Webinar Video: Metrics & Machines
This webinar, presented on 6 March 2020, was organised by LIBER’s Innovative Metrics Group. The webinar looked at why metrics is currently such a hot topic in academia, and at how new text mining technology could deepen our understanding of the ‘knowledge potential’ of research.
In the first presentation, Dr Charlotte Wien (Professor of Scholarly Communication at the University Library of Southern Denmark & Chair of LIBER’s Innovative Metrics Working Group) addressed the question ‘Why Metrics?’.
“Metrics are currently the subject of many heated academic debates. Researchers want fair assessment while decision makers need simple ways of overseeing research and its sea of complexity. So far no ‘one size fits all’ standard performance measure has been established. The methods and theories of various scientific disciplines — plus differences in scopes, aims, publication traditions, and so on — has made it virtually impossible to establish metrics covering all disciplines, providing justice to research and at the same time establishing the overview so much in demand. But why is it in demand? What brought us here?”
The second presentation from Gustaf Nelhans (Senior Lecturer at the Swedish School of Library and Information Science) looked at connections between metrics and text mining.
“Traditionally, citation analysis and text mining cover two distinct fields. One is used as an indicator of some property of ‘quality’ while the other intends to read texts at a massive scale.
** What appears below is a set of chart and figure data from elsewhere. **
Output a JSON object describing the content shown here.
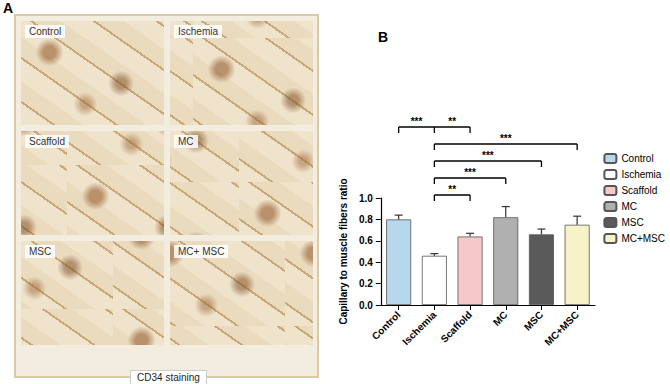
{
  "panel_a": {
    "panel_label": "A",
    "tiles": [
      "Control",
      "Ischemia",
      "Scaffold",
      "MC",
      "MSC",
      "MC+ MSC"
    ],
    "caption": "CD34 staining"
  },
  "chart_data": {
    "type": "bar",
    "panel_label": "B",
    "categories": [
      "Control",
      "Ischemia",
      "Scaffold",
      "MC",
      "MSC",
      "MC+MSC"
    ],
    "values": [
      0.8,
      0.46,
      0.64,
      0.82,
      0.66,
      0.75
    ],
    "errors": [
      0.04,
      0.02,
      0.03,
      0.1,
      0.05,
      0.08
    ],
    "colors": [
      "#b7d7ee",
      "#ffffff",
      "#f6c9c9",
      "#b0b0b0",
      "#5a5a5a",
      "#f7f3c8"
    ],
    "y_label": "Capillary to muscle fibers ratio",
    "ylim": [
      0,
      1.0
    ],
    "yticks": [
      {
        "value": 0,
        "label": "0.0"
      },
      {
        "value": 0.2,
        "label": "0.2"
      },
      {
        "value": 0.4,
        "label": "0.4"
      },
      {
        "value": 0.6,
        "label": "0.6"
      },
      {
        "value": 0.8,
        "label": "0.8"
      },
      {
        "value": 1.0,
        "label": "1.0"
      }
    ],
    "grid": false,
    "legend": "right",
    "significance": [
      {
        "categories": [
          "Control",
          "Ischemia",
          "Scaffold"
        ],
        "labels": [
          "***",
          "**"
        ]
      },
      {
        "categories": [
          "Ischemia",
          "MC+MSC"
        ],
        "labels": [
          "***"
        ]
      },
      {
        "categories": [
          "Ischemia",
          "MSC"
        ],
        "labels": [
          "***"
        ]
      },
      {
        "categories": [
          "Ischemia",
          "MC"
        ],
        "labels": [
          "***"
        ]
      },
      {
        "categories": [
          "Ischemia",
          "Scaffold"
        ],
        "labels": [
          "**"
        ]
      }
    ]
  }
}
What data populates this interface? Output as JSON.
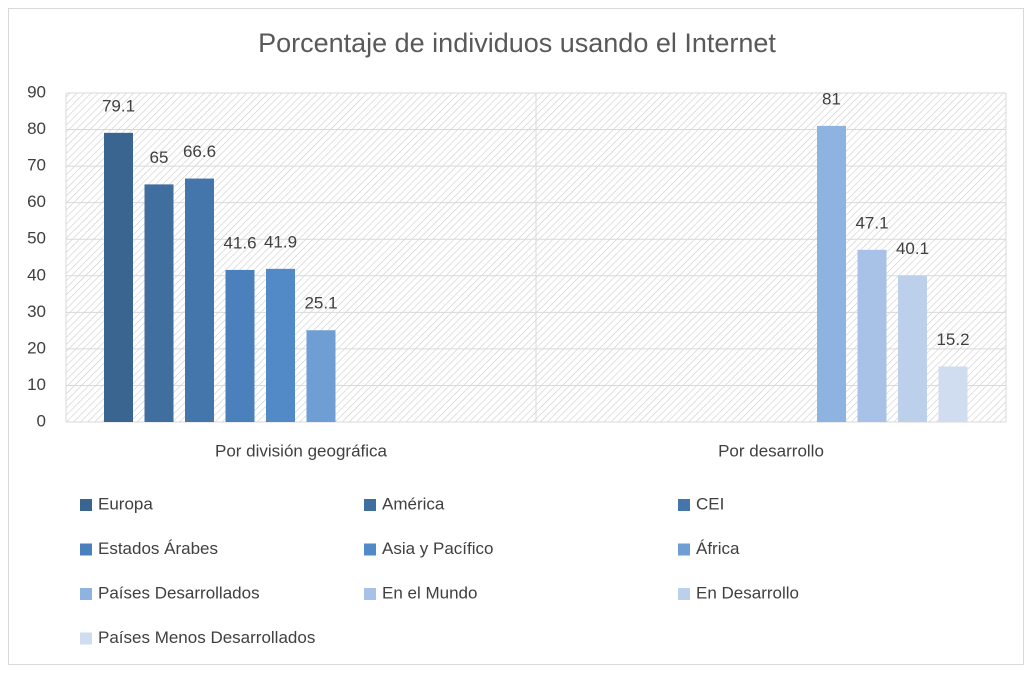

In this lecture, we will investigate the possibility of adding the semantic content of texts to the study of citations and argue that this opens for new means of research in the field. Our line of reasoning is that words are used in a specific or more general way, and their meaning changes through use. Correspondingly, we argue that the meaning of a cited reference is defined by its use. Using machine learning and so-called ‘word embeddings’, we create a conceptual space of cited documents using a window of text around the references to extract the “meaning” of the cited document. By visualising the results, we can explore literature in its cited context, meaning that we can characterize research based on how it is used, rather than based on content. The reflexive question here is: in what way can these metrics help unveil the “knowledge potential” of published research by looking at its use?”
The webinar slides can be downloaded on Zenodo.